Jakarta, tvonenews.com - Ketua Mahkamah Konstitusi (MK) Anwar Usman menegaskan tidak ada kebocoran putusan mengenai sistem Pemilu mendatang. Anwar menegaskan perkara gugatan sistem pemilu baru akan diputus pada bulan Juni ini.
"Itu saya bilang, apa yang bocor kalau belum putus?" kata Anwar usai mengikuti perayaan Hari Lahir Pancasila di Monas, Jakarta Pusat, Kamis (1/6/2023).
Anwar mengatakan perkara itu baru saja melewati proses kesimpulan pada 31 Mei.

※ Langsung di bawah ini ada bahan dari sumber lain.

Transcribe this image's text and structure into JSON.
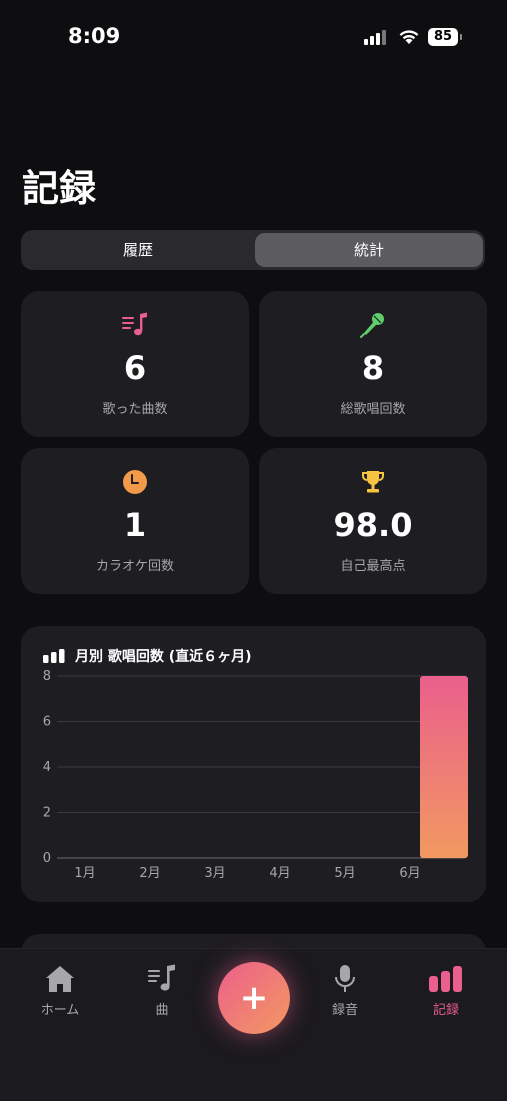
{
  "status_bar": {
    "time": "8:09",
    "battery": "85"
  },
  "page": {
    "title": "記録"
  },
  "segments": {
    "history": "履歴",
    "stats": "統計",
    "selected": "統計"
  },
  "stats": [
    {
      "icon": "music-list-icon",
      "value": "6",
      "label": "歌った曲数",
      "color": "#ea5f8c"
    },
    {
      "icon": "microphone-icon",
      "value": "8",
      "label": "総歌唱回数",
      "color": "#5fcf6b"
    },
    {
      "icon": "clock-icon",
      "value": "1",
      "label": "カラオケ回数",
      "color": "#f2994a"
    },
    {
      "icon": "trophy-icon",
      "value": "98.0",
      "label": "自己最高点",
      "color": "#f5c542"
    }
  ],
  "chart": {
    "title": "月別 歌唱回数 (直近６ヶ月)",
    "icon": "bar-chart-icon"
  },
  "chart_data": {
    "type": "bar",
    "categories": [
      "1月",
      "2月",
      "3月",
      "4月",
      "5月",
      "6月"
    ],
    "values": [
      0,
      0,
      0,
      0,
      0,
      8
    ],
    "ylim": [
      0,
      8
    ],
    "yticks": [
      0,
      2,
      4,
      6,
      8
    ],
    "grid": true,
    "bar_gradient": [
      "#ea5f8c",
      "#f29961"
    ]
  },
  "tabs": [
    {
      "icon": "home-icon",
      "label": "ホーム"
    },
    {
      "icon": "music-note-icon",
      "label": "曲"
    },
    {
      "icon": "microphone-icon",
      "label": "録音"
    },
    {
      "icon": "stats-icon",
      "label": "記録",
      "active": true
    }
  ],
  "fab": {
    "label": "+"
  },
  "colors": {
    "accent": "#ea5f8c",
    "background": "#0e0d10",
    "card": "#1e1d22"
  }
}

Setelahnya, lanjut dia, para hakim MK akan menggelar rapat permusyawaratan untuk membahas putusan.
Meski tak ada batasan waktu kapan putusan tersebut akan inkrah. Namun, diharapkan bulan Juni sudah ada keputusan sistem pemilu.

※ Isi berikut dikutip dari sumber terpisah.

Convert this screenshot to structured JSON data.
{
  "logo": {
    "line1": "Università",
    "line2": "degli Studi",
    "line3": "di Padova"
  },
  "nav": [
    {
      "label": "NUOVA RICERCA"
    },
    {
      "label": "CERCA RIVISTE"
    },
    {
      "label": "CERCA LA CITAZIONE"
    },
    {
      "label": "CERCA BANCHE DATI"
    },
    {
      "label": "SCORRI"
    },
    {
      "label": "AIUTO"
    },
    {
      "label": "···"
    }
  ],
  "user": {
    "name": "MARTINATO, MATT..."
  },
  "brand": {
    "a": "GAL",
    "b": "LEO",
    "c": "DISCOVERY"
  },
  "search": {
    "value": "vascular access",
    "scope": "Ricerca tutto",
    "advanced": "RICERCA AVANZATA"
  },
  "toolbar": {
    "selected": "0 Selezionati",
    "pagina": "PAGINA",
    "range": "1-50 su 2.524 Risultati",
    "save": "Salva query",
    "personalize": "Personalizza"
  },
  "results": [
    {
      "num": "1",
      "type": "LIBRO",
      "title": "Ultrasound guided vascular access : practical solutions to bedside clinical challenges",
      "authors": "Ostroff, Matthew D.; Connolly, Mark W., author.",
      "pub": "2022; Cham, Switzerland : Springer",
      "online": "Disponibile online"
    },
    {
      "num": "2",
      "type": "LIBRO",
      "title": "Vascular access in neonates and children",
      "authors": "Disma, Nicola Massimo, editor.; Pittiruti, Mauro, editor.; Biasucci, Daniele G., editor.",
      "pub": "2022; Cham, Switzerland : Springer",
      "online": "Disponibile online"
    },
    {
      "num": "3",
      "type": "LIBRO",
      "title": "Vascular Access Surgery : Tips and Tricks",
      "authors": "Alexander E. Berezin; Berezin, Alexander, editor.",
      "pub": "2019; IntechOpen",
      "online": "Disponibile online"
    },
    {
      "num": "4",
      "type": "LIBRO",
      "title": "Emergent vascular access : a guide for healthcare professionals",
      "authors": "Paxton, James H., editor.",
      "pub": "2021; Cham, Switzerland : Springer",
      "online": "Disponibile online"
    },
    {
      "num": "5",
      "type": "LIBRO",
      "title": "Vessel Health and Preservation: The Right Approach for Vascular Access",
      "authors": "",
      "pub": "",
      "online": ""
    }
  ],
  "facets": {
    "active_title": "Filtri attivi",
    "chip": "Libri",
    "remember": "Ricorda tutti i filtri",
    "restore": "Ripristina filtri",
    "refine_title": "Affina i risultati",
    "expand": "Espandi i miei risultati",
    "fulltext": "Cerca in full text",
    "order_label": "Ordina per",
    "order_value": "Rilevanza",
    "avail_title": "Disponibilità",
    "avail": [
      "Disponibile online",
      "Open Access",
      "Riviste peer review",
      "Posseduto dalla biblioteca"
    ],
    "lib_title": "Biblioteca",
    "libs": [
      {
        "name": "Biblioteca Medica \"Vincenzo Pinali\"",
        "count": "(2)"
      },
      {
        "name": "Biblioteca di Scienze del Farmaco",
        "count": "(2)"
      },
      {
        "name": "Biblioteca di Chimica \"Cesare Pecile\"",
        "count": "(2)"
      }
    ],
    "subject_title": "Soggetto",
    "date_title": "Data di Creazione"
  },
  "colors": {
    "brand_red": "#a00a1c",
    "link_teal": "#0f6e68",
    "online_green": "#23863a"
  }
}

"Bahwa perkara itu belum diputus, belum dimusyawarahkan, jadi kan baru menyerahkan kesimpulan kemarin itu terakhir tanggal 31. Setelah itu baru ada rapat permusyawaratan hakim untuk menentukan apa putusannya. Insyaallah (putusan) dalam waktu dekat. Mudah-mudahan (bulan Juni)," paparnya.
Anwar menegaskan, MK mempertimbangkan semua hal dalam hasil putusan nantinya terkait perkara yang ada. "Pokoknya MK akan mempertimbangkan segala sesuatunya. Semua dipertimbangkan," ujarnya.
Sebelumnya, rumor bahwa MK bakal memutus sistem pemilu menjadi sistem proporsional tertutup direspon keras oleh sejumlah fraksi di DPR. Delapan Fraksi tegas menolak jika sistem pemilu coblos nama caleg diubah menjadi proporsional tertutup atau coblos gambar partai.
Anggota Komisi III DPR RI Habiburokhman menegaskan pihaknya bisa mengubah UU terkait MK jika hakim MK memutuskan mengubah sistem pemilu. Habiburokhman awalnya menyatakan DPR tak ingin unjuk kekuasaan. Namun, dia mengingatkan semua pihak bahwa DPR punya kewenangan sebagai lembaga legislatif.
"Ya jadi kita tidak akan saling memamerkan kekuasaan, dan cuma kita juga akan mengingatkan bahwa kami ini legislatif, kami juga punya kewenangan," kata Habiburokhman dalam konferensi pers di Kompleks Parlemen, Senayan, Jakarta, Selasa (30/5/2023).
"Apabila MK berkeras untuk memutus (sistem coblos partai) ini, kami juga akan menggunakan kewenangan kami. Begitu juga dalam konteks budgeting kita juga ada kewenangan," lanjutnya.
"Kalau perlu UU MK juga kita ubah, kita cabut kewenangannya, akan kita perbaiki supaya tidak terjadi begini lagi," tegasnya lagi.
Rumor putusan MK mengenai sistem proporsional tertutup berawal dari pernyataan Mantan Wamenkumham Denny Indrayana.
Denny mengaku mendapatkan informasi mengenai putusan MK perihal sistem pemilu legislatif akan kembali ke sistem proporsional tertutup atau coblos gambar partai.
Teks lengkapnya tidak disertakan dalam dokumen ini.